結局のところ、機種変更で削減されたシステムデータは4GB程度でした。
これを喜ぶべきか、それとも「たったこれだけか」と肩を落とすべきか。

私は、こう考えます。
「機種変更をしても、システムデータはそれほど劇的には減らない」
これが現実なのです。

実際に、iPhone 16を使い始めて1週間が経つ頃には、システムデータは再び11.72GBまで増えていました。特に新しいアプリを入れたわけではありません。
つまり、システムデータとは「iPhoneを快適に動かすための作業場」のようなもので、使えば使うほど、自然に一定量まで溜まっていく性質のものなのです。

機種変更しなくても容量を取り戻す方法

「じゃあ、ストレージ不足はどうにもならないの?」 いいえ、そんなことはありません。

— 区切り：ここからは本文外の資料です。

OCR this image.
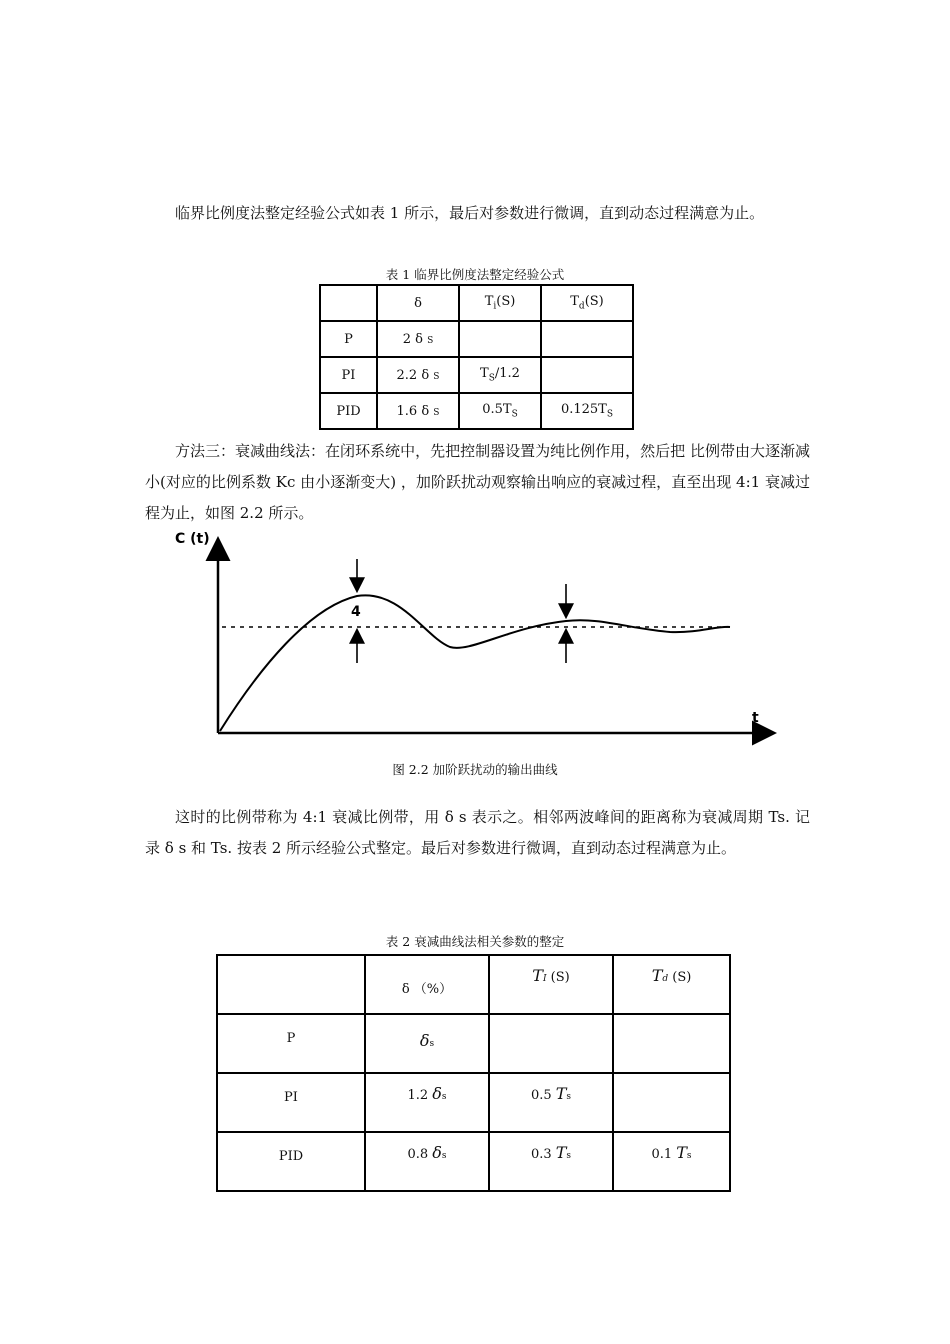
临界比例度法整定经验公式如表 1 所示，最后对参数进行微调，直到动态过程满意为止。

表 1 临界比例度法整定经验公式

	δ	$T_i(S)$	$T_d(S)$
P	2 δ S		
PI	2.2 δ S	$T_S/1.2$	
PID	1.6 δ S	$0.5T_S$	$0.125T_S$

方法三：衰减曲线法：在闭环系统中，先把控制器设置为纯比例作用，然后把 比例带由大逐渐减小(对应的比例系数 Kc 由小逐渐变大) ，加阶跃扰动观察输出响应的衰减过程，直至出现 4:1 衰减过程为止，如图 2.2 所示。

C (t)
t
4

图 2.2 加阶跃扰动的输出曲线

这时的比例带称为 4:1 衰减比例带，用 δ s 表示之。相邻两波峰间的距离称为衰减周期 Ts. 记录 δ s 和 Ts. 按表 2 所示经验公式整定。最后对参数进行微调，直到动态过程满意为止。

表 2 衰减曲线法相关参数的整定

	δ （%）	TI (S)	Td (S)
P	δs		
PI	1.2 δs	0.5 Ts	
PID	0.8 δs	0.3 Ts	0.1 Ts
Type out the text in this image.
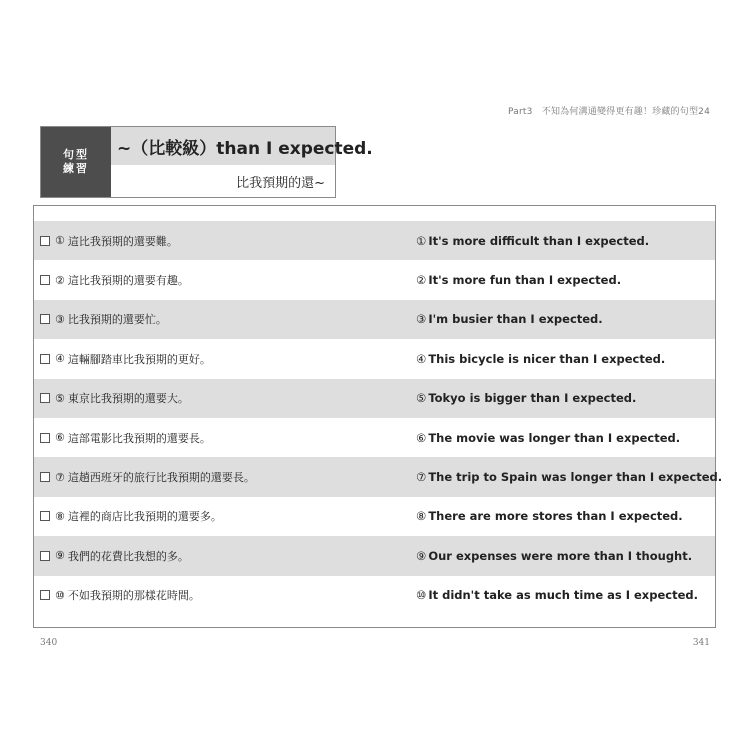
Part3　不知為何溝通變得更有趣！珍藏的句型24
句型
練習
~（比較級）than I expected.
比我預期的還~
① 這比我預期的還要難。	① It's more difficult than I expected.
② 這比我預期的還要有趣。	② It's more fun than I expected.
③ 比我預期的還要忙。	③ I'm busier than I expected.
④ 這輛腳踏車比我預期的更好。	④ This bicycle is nicer than I expected.
⑤ 東京比我預期的還要大。	⑤ Tokyo is bigger than I expected.
⑥ 這部電影比我預期的還要長。	⑥ The movie was longer than I expected.
⑦ 這趟西班牙的旅行比我預期的還要長。	⑦ The trip to Spain was longer than I expected.
⑧ 這裡的商店比我預期的還要多。	⑧ There are more stores than I expected.
⑨ 我們的花費比我想的多。	⑨ Our expenses were more than I thought.
⑩ 不如我預期的那樣花時間。	⑩ It didn't take as much time as I expected.
340	341
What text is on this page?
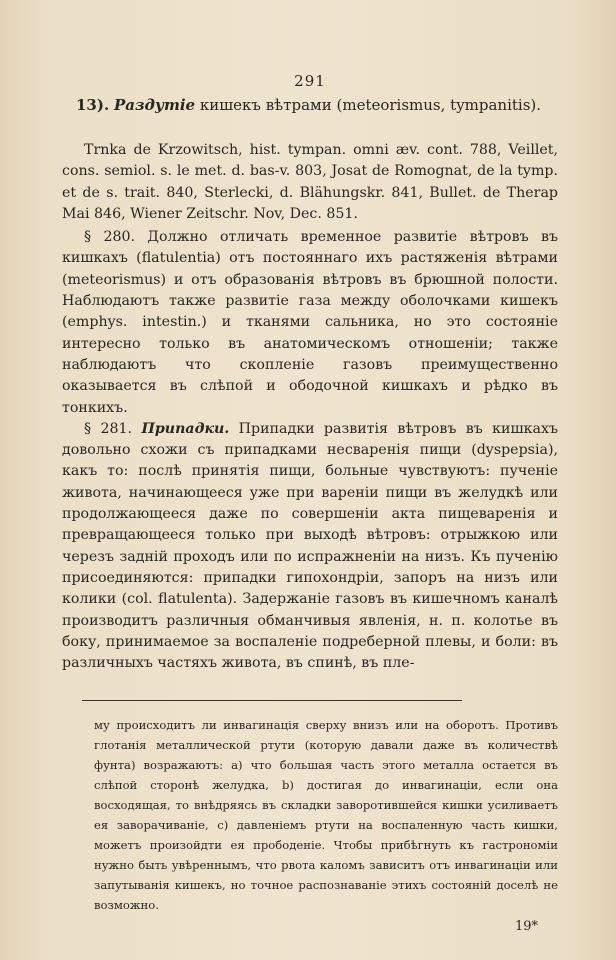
291
13). Раздутіе кишекъ вѣтрами (meteorismus, tympanitis).

Trnka de Krzowitsch, hist. tympan. omni æv. cont. 788, Veillet, cons. semiol. s. le met. d. bas-v. 803, Josat de Romognat, de la tymp. et de s. trait. 840, Sterlecki, d. Blähungskr. 841, Bullet. de Therap Mai 846, Wiener Zeitschr. Nov, Dec. 851.

§ 280. Должно отличать временное развитіе вѣтровъ въ кишкахъ (flatulentia) отъ постояннаго ихъ растяженія вѣтрами (meteorismus) и отъ образованія вѣтровъ въ брюшной полости. Наблюдаютъ также развитіе газа между оболочками кишекъ (emphys. intestin.) и тканями сальника, но это состояніе интересно только въ анатомическомъ отношеніи; также наблюдаютъ что скопленіе газовъ преимущественно оказывается въ слѣпой и ободочной кишкахъ и рѣдко въ тонкихъ.

§ 281. Припадки. Припадки развитія вѣтровъ въ кишкахъ довольно схожи съ припадками несваренія пищи (dyspepsia), какъ то: послѣ принятія пищи, больные чувствуютъ: пученіе живота, начинающееся уже при вареніи пищи въ желудкѣ или продолжающееся даже по совершеніи акта пищеваренія и превращающееся только при выходѣ вѣтровъ: отрыжкою или черезъ задній проходъ или по испражненіи на низъ. Къ пученію присоединяются: припадки гипохондріи, запоръ на низъ или колики (col. flatulenta). Задержаніе газовъ въ кишечномъ каналѣ производитъ различныя обманчивыя явленія, н. п. колотье въ боку, принимаемое за воспаленіе подреберной плевы, и боли: въ различныхъ частяхъ живота, въ спинѣ, въ пле-

му происходитъ ли инвагинація сверху внизъ или на оборотъ. Противъ глотанія металлической ртути (которую давали даже въ количествѣ фунта) возражаютъ: а) что большая часть этого металла остается въ слѣпой сторонѣ желудка, b) достигая до инвагинаціи, если она восходящая, то внѣдряясь въ складки заворотившейся кишки усиливаетъ ея заворачиваніе, c) давленіемъ ртути на воспаленную часть кишки, можетъ произойдти ея прободеніе. Чтобы прибѣгнуть къ гастрономіи нужно быть увѣреннымъ, что рвота каломъ зависитъ отъ инвагинаціи или запутыванія кишекъ, но точное распознаваніе этихъ состояній доселѣ не возможно.

19*
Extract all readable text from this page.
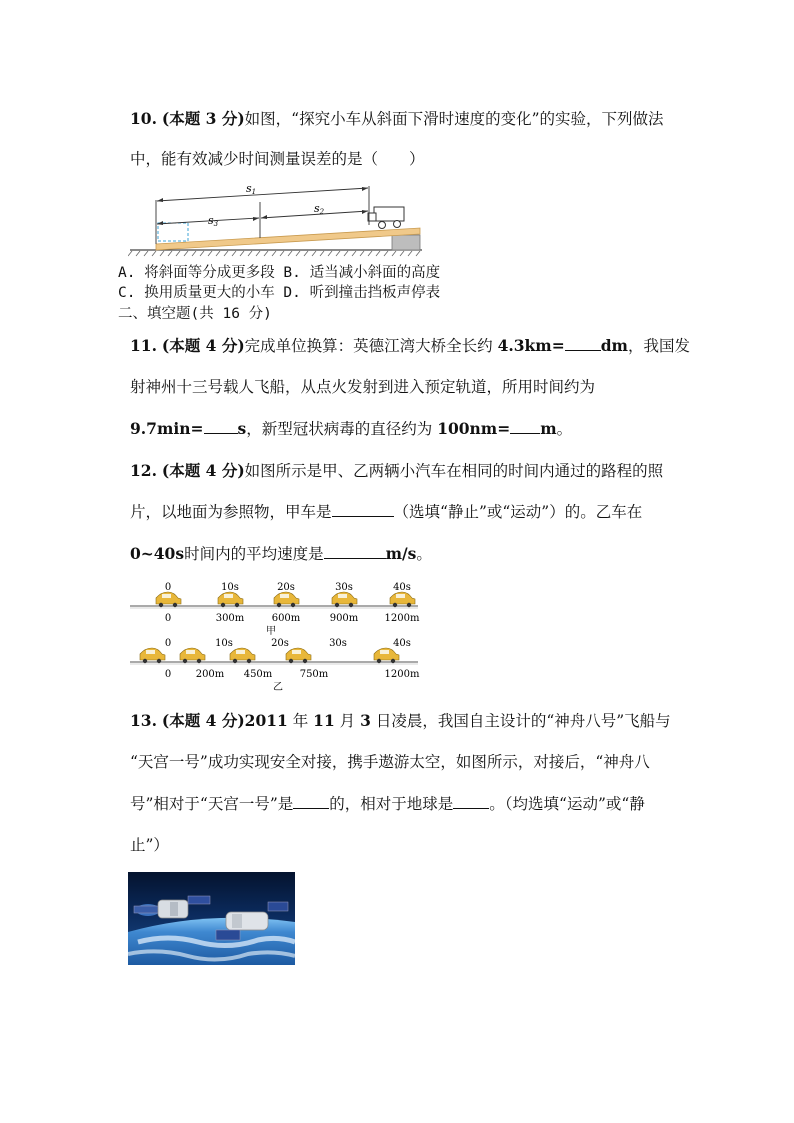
10. (本题 3 分)如图，“探究小车从斜面下滑时速度的变化”的实验，下列做法
中，能有效减少时间测量误差的是（　　）
s1
s2
s3
A. 将斜面等分成更多段 B. 适当减小斜面的高度
C. 换用质量更大的小车 D. 听到撞击挡板声停表
二、填空题(共 16 分)
11. (本题 4 分)完成单位换算：英德江湾大桥全长约 4.3km= dm，我国发
射神州十三号载人飞船，从点火发射到进入预定轨道，所用时间约为
9.7min= s，新型冠状病毒的直径约为 100nm= m。
12. (本题 4 分)如图所示是甲、乙两辆小汽车在相同的时间内通过的路程的照
片，以地面为参照物，甲车是	（选填“静止”或“运动”）的。乙车在
0~40s时间内的平均速度是	m/s。
0	10s	20s	30s	40s
0	300m	600m	900m	1200m
0	10s	20s	30s	40s
0 200m 450m	750m	1200m
甲
乙
13. (本题 4 分)2011 年 11 月 3 日凌晨，我国自主设计的“神舟八号”飞船与
“天宫一号”成功实现安全对接，携手遨游太空，如图所示，对接后，“神舟八
号”相对于“天宫一号”是 的，相对于地球是 。（均选填“运动”或“静
止”）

実は、システムデータの正体は「アプリのキャッシュ」であることが多いのです。
Instagram、TikTok、YouTube、Spotify……。 これらのアプリは、画像や動画を素早く表示するために、裏側で大量のデータを溜め込みます。
そして、このデータは「システムデータ」としてカウントされる場合があり、アプリ内の設定からは消せないことがよくあります。

しかし、解決策があります。

重いアプリを削除して再インストールする

手順:

  1. 設定 → 一般 → iPhoneストレージを開く
  2. 容量が大きいアプリを確認(特に500MB以上の「書類とデータ」を持つアプリ)
  3. アプリをタップして「Appを削除」を選択
  4. App Storeから再インストール

これだけで、数百MB、場合によっては数GBの容量が即座に戻ってきます。

特に効果的なアプリ:

  • Instagram、Facebook、TikTok(ソーシャルメディア)
  • YouTube、Netflix、Amazon Prime Video(動画ストリーミング)
  • Spotify、Apple Music(音楽ストリーミング)
  • Safari(ブラウザのキャッシュ)

これらのアプリはクラウドで同期されているため、再インストール後にログインすれば、データは元通りです。心配いりません。

注意点:

  • 再ログインが必要になります
  • アプリ内の設定は初期化されます
  • ごく一部のアプリはローカルにのみデータを保存している場合があるため、重要なデータがないか確認してから削除してください

参考までに。それでは!


注意:この検証の限界

今回の検証はあくまで1台のサンプルによる観察です。他の機種やiOSバージョンでは結果が異なる可能性があります。また、システムデータは使用を続けると再び増加していきます。より厳密な検証には、複数の条件での比較が必要でしょう。